Find the equation of the normal at a point on the curve *x*^{2} = 4y which passes through the point (1, 2). Also find the equation of the corresponding tangent.

#### Solution

The equation of the given curve is *x*^{2} = 4*y*.

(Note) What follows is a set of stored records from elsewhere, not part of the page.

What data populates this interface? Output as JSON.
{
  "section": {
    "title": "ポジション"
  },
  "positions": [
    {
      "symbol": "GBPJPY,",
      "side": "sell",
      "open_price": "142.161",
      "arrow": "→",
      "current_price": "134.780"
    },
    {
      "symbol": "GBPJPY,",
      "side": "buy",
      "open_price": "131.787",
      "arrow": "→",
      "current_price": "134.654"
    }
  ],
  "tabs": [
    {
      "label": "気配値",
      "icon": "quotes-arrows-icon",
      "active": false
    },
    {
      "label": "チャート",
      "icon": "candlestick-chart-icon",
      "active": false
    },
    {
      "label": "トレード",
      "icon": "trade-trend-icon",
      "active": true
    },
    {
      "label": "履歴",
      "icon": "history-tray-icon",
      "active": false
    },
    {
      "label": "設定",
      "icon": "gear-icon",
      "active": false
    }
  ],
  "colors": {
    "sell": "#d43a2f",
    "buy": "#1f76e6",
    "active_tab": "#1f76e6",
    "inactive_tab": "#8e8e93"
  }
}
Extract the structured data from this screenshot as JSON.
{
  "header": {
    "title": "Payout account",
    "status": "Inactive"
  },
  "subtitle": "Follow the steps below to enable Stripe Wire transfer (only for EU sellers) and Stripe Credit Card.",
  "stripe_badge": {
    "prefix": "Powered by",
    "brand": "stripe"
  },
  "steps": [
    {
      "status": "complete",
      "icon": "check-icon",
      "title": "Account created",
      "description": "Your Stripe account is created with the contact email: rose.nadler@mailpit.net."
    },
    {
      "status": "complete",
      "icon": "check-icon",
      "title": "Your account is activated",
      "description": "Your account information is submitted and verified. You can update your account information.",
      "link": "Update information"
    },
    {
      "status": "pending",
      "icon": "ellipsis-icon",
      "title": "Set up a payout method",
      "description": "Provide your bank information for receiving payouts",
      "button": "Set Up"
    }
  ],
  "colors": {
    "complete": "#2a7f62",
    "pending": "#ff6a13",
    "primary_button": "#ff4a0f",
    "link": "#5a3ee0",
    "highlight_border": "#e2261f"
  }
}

Differentiating *x*^{2} = 4*y* with respect to *x*, we get

`dy/dx=x/2`

Let (*h*, *k*) be the coordinates of the point of contact of the normal to the curve *x*^{2} = 4*y*. Now, slope of the tangent at (*h*, *k*) is given by

`[dy/dx]_(h,k)=h/2`

Hence, slope of the normal at (h,k)=-2/h

Therefore, the equation of normal at (*h*, *k*) is

`y-k=-2/h(x-h).....(1)`

Since it passes through the point (1, 2) we have

`2-k=-2/h(1-h) or k=2+2/h(1-h) ...............(2)`

Since (*h*, *k*) lies on the curve *x*^{2} = 4*y*, we have

`h^2=4k ...............(3)`

From (2) and (3), we have *h* = 2 and *k* = 1. Substituting the values of *h* and *k* in (1), we get the required equation of normal as

`y-1=-2/2(x-2) or x+y=3`

Also, slope of the tangent = 1

∴ Equation of tangent at (1, 2) is *y* − 2 = 1 (*x* − 1)

⇒ *y* = *x* + 1